Positionnement économique
Sauf situation particulière11), l’association a le plus souvent tout intérêt à conserver son statut fiscal d’OSBL. Dès lors, lorsque ce type de groupement décide d’investir le champ économique, il lui faudra sécuriser son positionnement vis-à-vis des autres opérateurs économiques intervenant dans le même champ concurrentiel qui sont quant à eux assujettis. Pour ce faire, les dirigeants associatifs doivent comprendre qu’il leur faut orienter leur association selon deux angles distincts :
- sur le plan juridique, et afin d’éviter tout risque de concurrence déloyale12), les opérations économiques ou commerciales13) habituellement réalisées par les associations doivent expressément figurer dans leurs statuts14);
- sur le plan fiscal, si, tout en souhaitant absolument conserver son statut d’OSBL, ce type de groupement adopte un comportement entrepreneurial pour tout ou partie de ses activités, il devra en permanence innover socialement et absolument maintenir cet avantage compétitif15) vis-à-vis des autres entreprises commerciales traditionnelles. Sur le plan fiscal, cela veut dire concrètement que les associations doivent prioritairement veiller au respect du critère d’utilité sociale précisé par la méthode des « 4 P » :
- le produit : « est d’utilité sociale l’activité qui tend à satisfaire un besoin qui n’est pas pris en compte par le marché ou qui l’est de façon peu satisfaisante »16) ;
- et/ou le public bénéficiaire : « sont susceptibles d’être d’utilité sociale les actes payants réalisés principalement au profit de personnes justifiant l’octroi d’avantages particuliers au vu de leur situation économique et sociale »17).
- La politique tarifaire pratiquée par ces groupements socialement intéressés devra en outre prévoir des prix « nette- ment inférieur[s] » au prix du marché ou « modulés en fonction de la situation du bénéficiaire »18). En outre, ce critère des conditions d’accès du public est réputé respecté « lorsque les tarifs de l’organisme se trouvent homologués par la décision particulière d’une autorité publique ».

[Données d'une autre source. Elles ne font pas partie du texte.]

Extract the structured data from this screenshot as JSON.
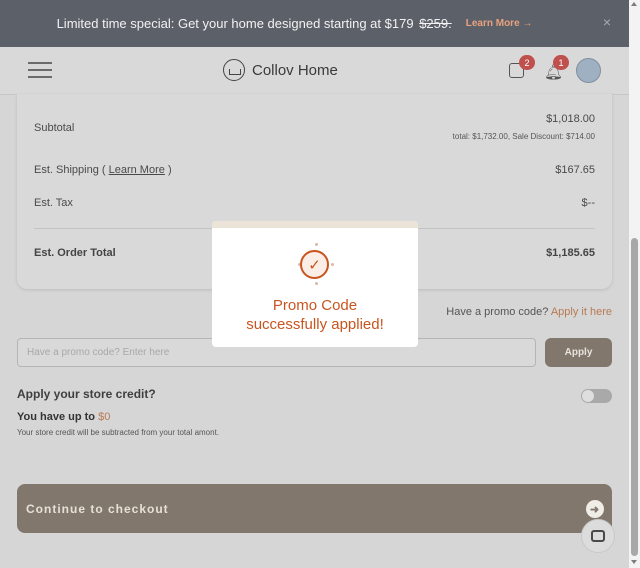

- Enfin, la publicité commerciale devra être limitée au profit d’une simple information du public.
Moyens d’action
Les dirigeants associatifs doivent s’interroger sur les moyens d’action qu’ils souhaitent mettre en œuvre afin d’assurer le finance- ment des objectifs statutaires de leur association. En effet, certaines activités n’ont d’autres objectifs que de lui procurer des ressources supplémentaires et, lorsque ces activités-moyens19) présenteront un caractère lucratif 20) (buvette, sponsoring, vente de produits dérivés, location de salles, formation professionnelle, etc.), leur régime fiscal devra être correctement maîtrisé afin d’éviter tout risque de contamination fiscale aux autres ressources non lucratives du groupement :
- si elles demeurent accessoires, le chiffre d’affaires réalisé au titre d’un exercice civil ne devra pas dépasser le seuil de franchise des impôts commerciaux annuel, à savoir 72 000 euros pour 202021) ;
- en cas de risque de dépassement dudit seuil, il appartiendra à l’association de procéder au préalable à une sectorisation comptable22) ;
- enfin, avant même que ces activités lucratives sectorisées ne deviennent prépondérantes au sein du groupement associatif, il conviendra de prévoir la création d’une filiale dédiée23), par exemple une société par actions simplifiée unipersonnelle (SASU), une coopérative ou encore une société coopérative d’intérêt collectif (SCIC).
Par conséquent, la gestion des moyens d’action dans le cadre de la mise en œuvre d’une politique d’hybridation des ressources oblige à beaucoup de vigilance de la part des dirigeants et un suivi régulier de l’évolution de leur association.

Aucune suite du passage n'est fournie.